The Service is operated from the United States. If you are located outside the United States, please be aware that your information may be transferred to, stored, and processed in the United States. By using the Service, you consent to the transfer of your information to the United States and processing in accordance with this Policy.

9. Third-Party Services

The Service may contain links to third-party websites, services, or applications. This Policy does not apply to third-party services. We encourage you to review the privacy policies of any third-party services you access through the Service.

10. Changes to This Policy

We may update this Policy from time to time to reflect changes in our practices, technology, legal requirements, or other factors. We will notify you of material changes by: (a) posting the updated Policy on the Service; (b) sending an email to the address associated with your account; or (c) providing notice through the Service. Material changes will be effective thirty (30) days after such notice is provided, unless a different effective date is specified.

Your continued use of the Service after the effective date of any changes constitutes your acceptance of the revised Policy. If you do not agree to the modified Policy, you must stop using the Service and may delete your account.

11. Contact Us

If you have questions, concerns, or requests regarding this Privacy Policy or our data practices, please contact us at:

General Inquiries:

Email: support@peerakeet.com

Privacy Officer (HIPAA and Privacy Matters):

Email: privacy@peerakeet.com (or support@peerakeet.com with "Privacy Officer" in the subject line)

Mail: Peerakeet, Inc.

[Address]

[City, State ZIP Code]

Security Concerns:

If you have concerns about security or suspect a security incident, please contact us immediately at security@peerakeet.com (or support@peerakeet.com with "Security" in the subject line).

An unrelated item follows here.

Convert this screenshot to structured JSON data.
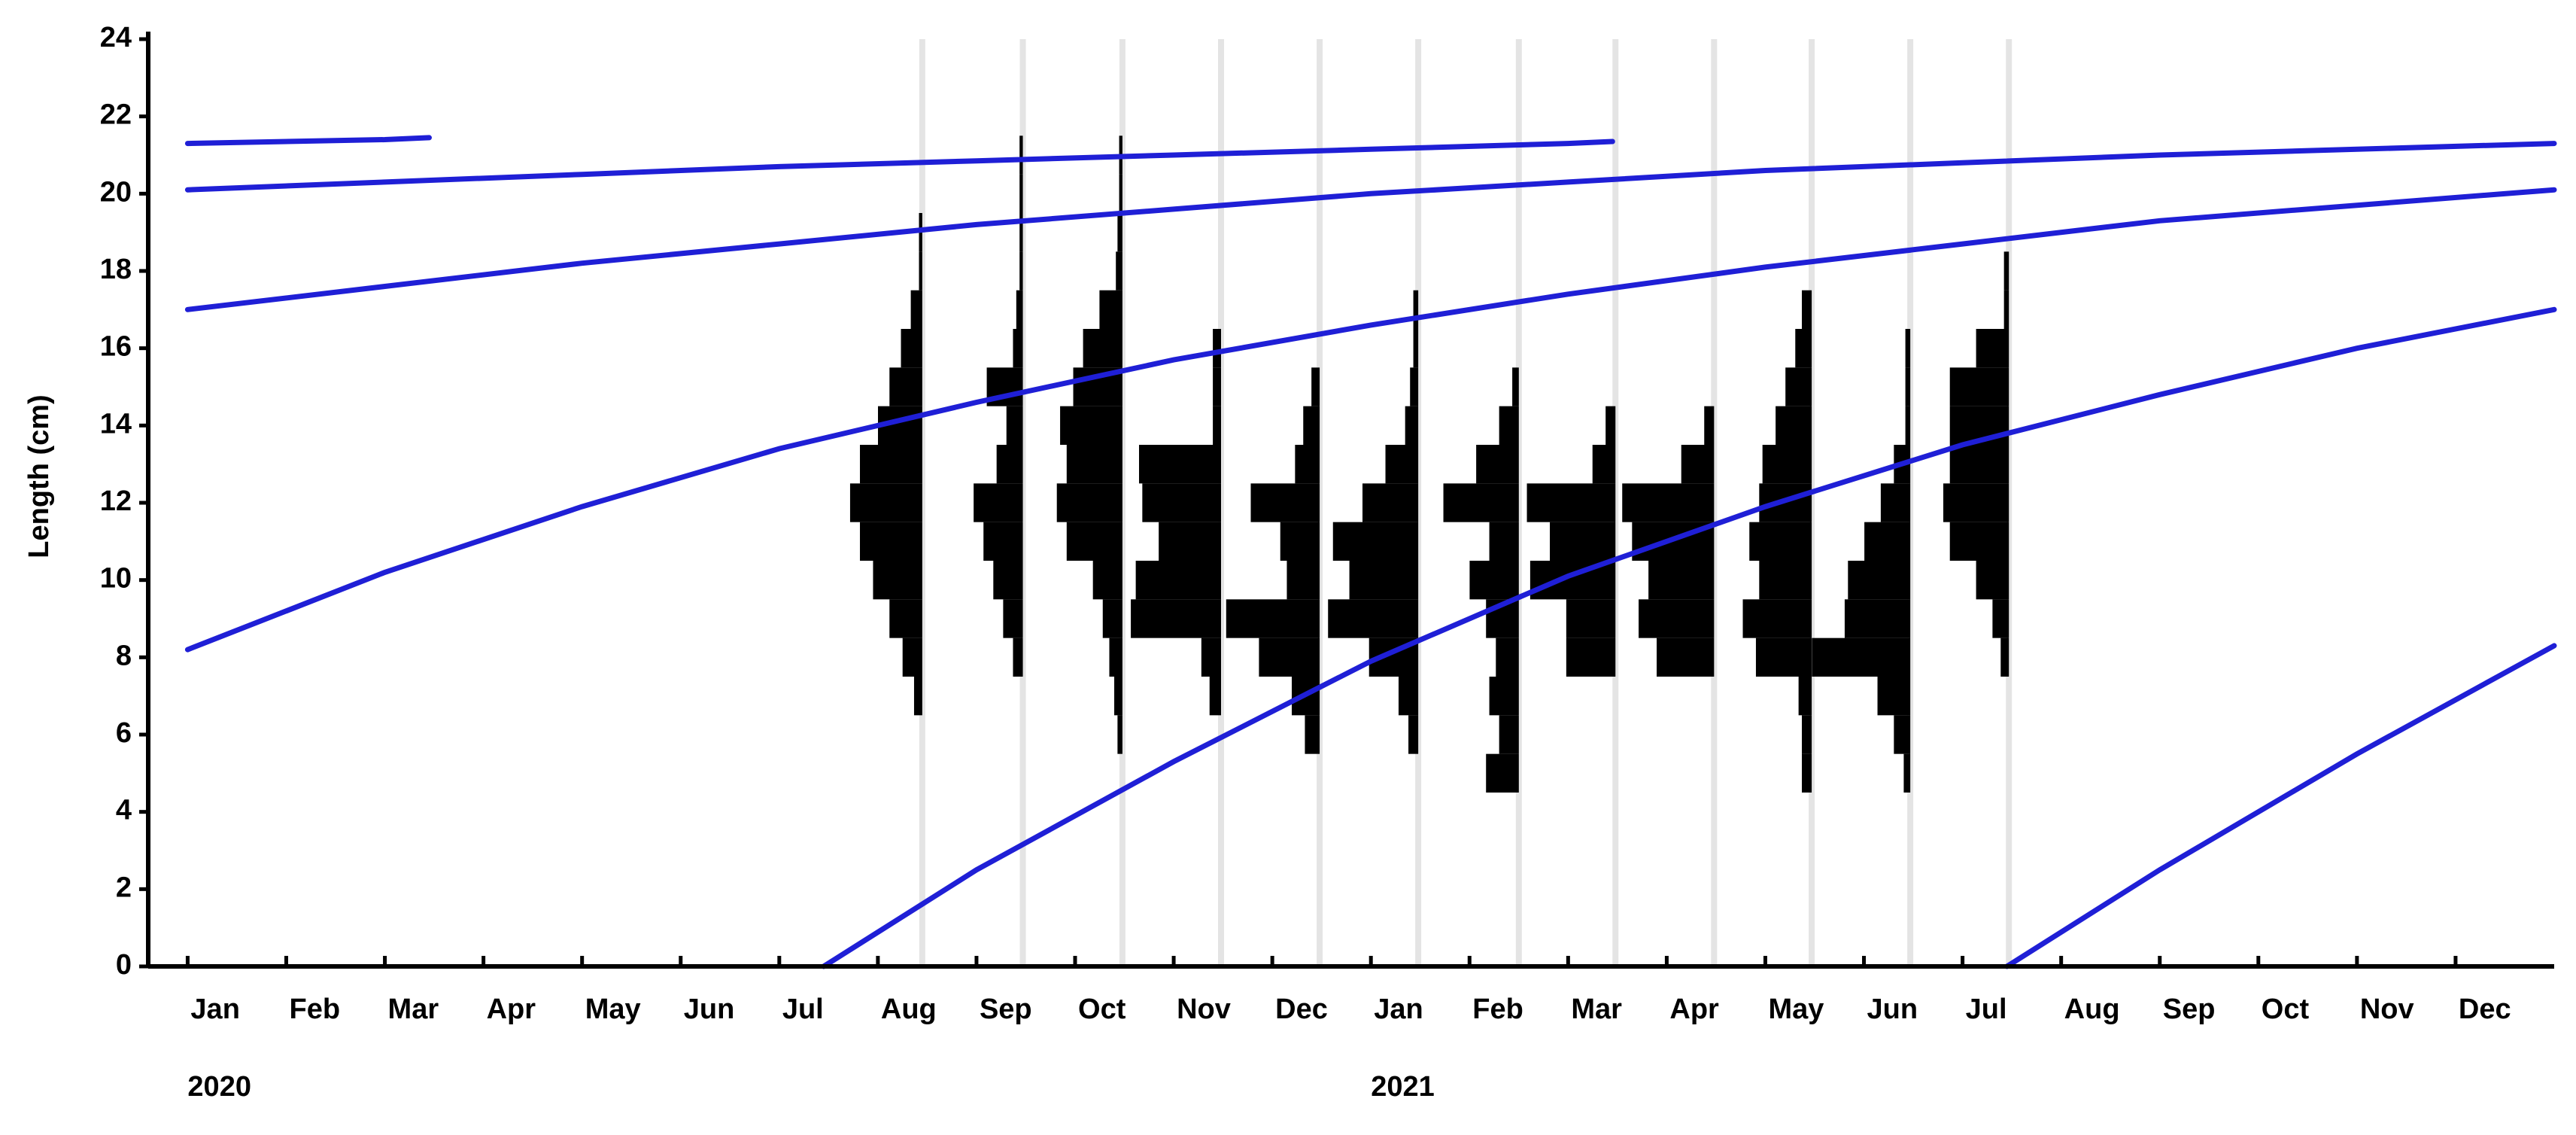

For HIPAA-related inquiries or to exercise HIPAA rights: Please contact our Privacy Officer at the above address or email. We will respond to HIPAA requests within the timeframes required by law.

Compliance Information:

  • HIPAA Compliance: We maintain HIPAA-compliant safeguards and Business Associate Agreements as described in this Policy
  • SOC 2: We maintain security controls designed to meet SOC 2 Type II standards
  • Data Protection: We comply with applicable federal and state privacy laws

We are committed to transparency and will respond to your inquiries promptly and thoroughly.

12. Acknowledgment

BY USING THE SERVICE, YOU ACKNOWLEDGE THAT YOU HAVE READ THIS PRIVACY POLICY, UNDERSTAND IT, AND AGREE TO THE COLLECTION, USE, AND DISCLOSURE OF YOUR INFORMATION AS DESCRIBED HEREIN.